If you’re into education then its easy to think that it’s all about gaining information. The more we know the more power we have over our choices and our future. Knowing more gives us greater power, control, freedom, responsibility, and a whole host of valuable and important things.

If you’re into humanitarian work it’s easy to think that its all about fixing things. You recognize that the world is broken and your heart does not let you go on without being a part of the solution. So you build wells, you organize soup kitchens, and you care for the broken people and systems in our world ’till they are fixed.

Each and every one of those is of huge value (though I know that we each will value one much more highly than another!). But none of those are enough. None of those outcomes stand.

Because it’s all about people.

Actually, let me back up one more step. It’s all about this radical Latin phrase called the Imago Dei–that humanity is indelibly marked with the image of God. That you, I, him, her, that dude, that kid, and that one snarky old dude over there are all first and foremost created in the image of something first of all perfect, gracious, loving, creative, and beautiful. Broken as we are, in need of fixing, in need of more knowledge, greater freedom, consistent thinking, right ends, and even success–none of those things define us.

What defines us is our identity as a part of humanity.

Business, religion, philosophy, education, art, social work, and the many other elements of life that should be listed all come down to the same thing–how do we honor, cherish, nurture, and love the beautiful things we’ve been given–namely each other?

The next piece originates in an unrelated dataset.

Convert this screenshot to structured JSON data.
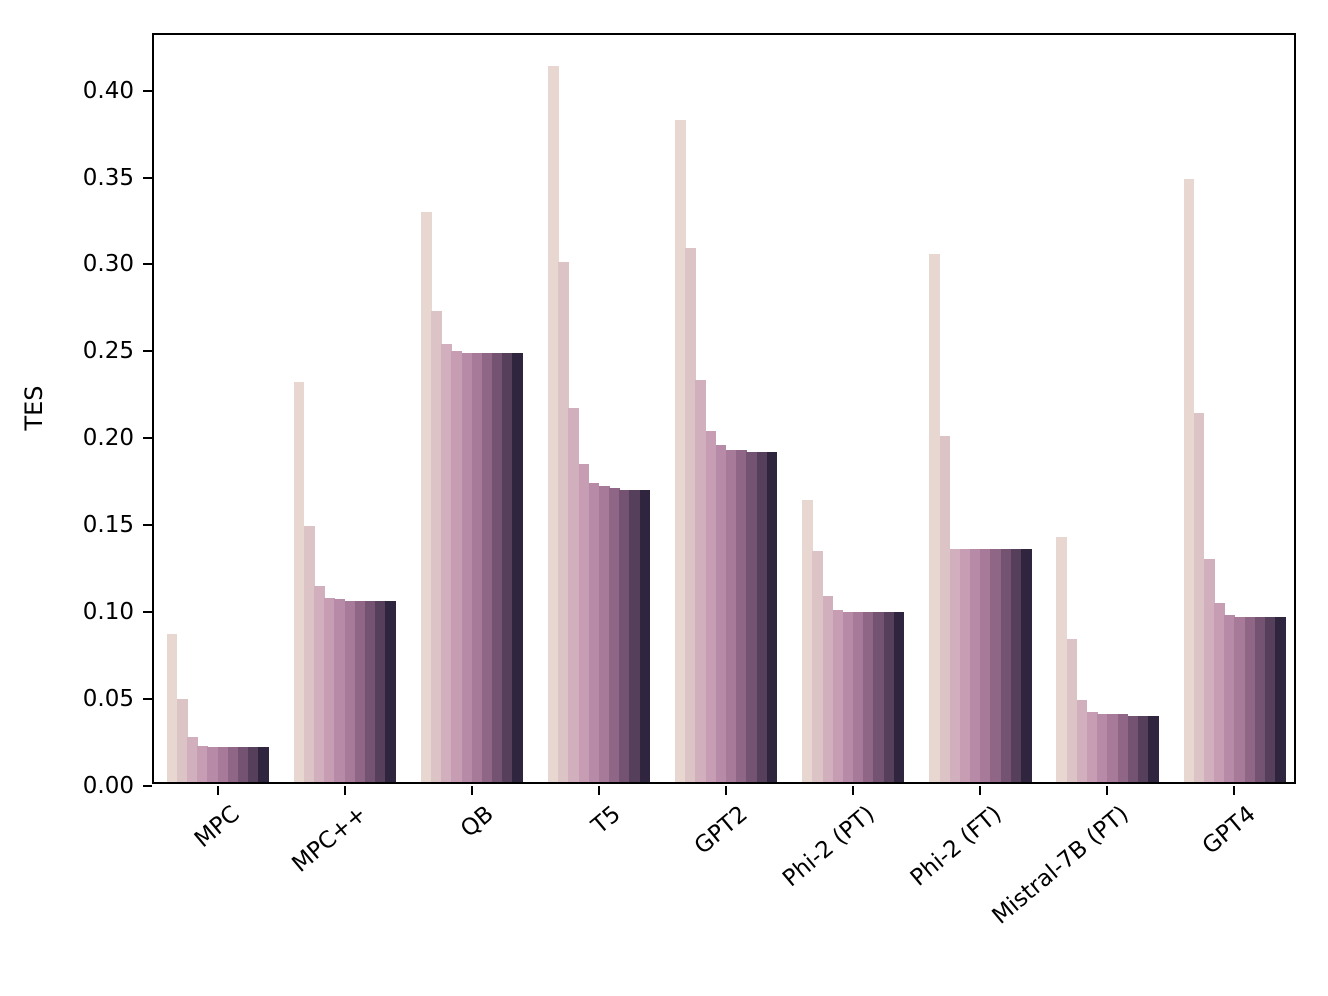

Obviously I’m not dumb enough to think I’m writing a blog post trying to answer that question. I’ll write that four point blog tomorrow.

But I’m also not going to be foolish enough to say that my wife and I are not making an attempt at an answer. For Jess and I (and those who are conspiring with us!) our response is this whole crazy stupid idea of creating a new Christian movement in downtown Vancouver that seeks to see a Grassroots Conspiracy emerge where people are finding new life in person to person interactions across streets, blocks, and neighborhoods.

We’ll see if it works…but the way I figure is it can’t hurt!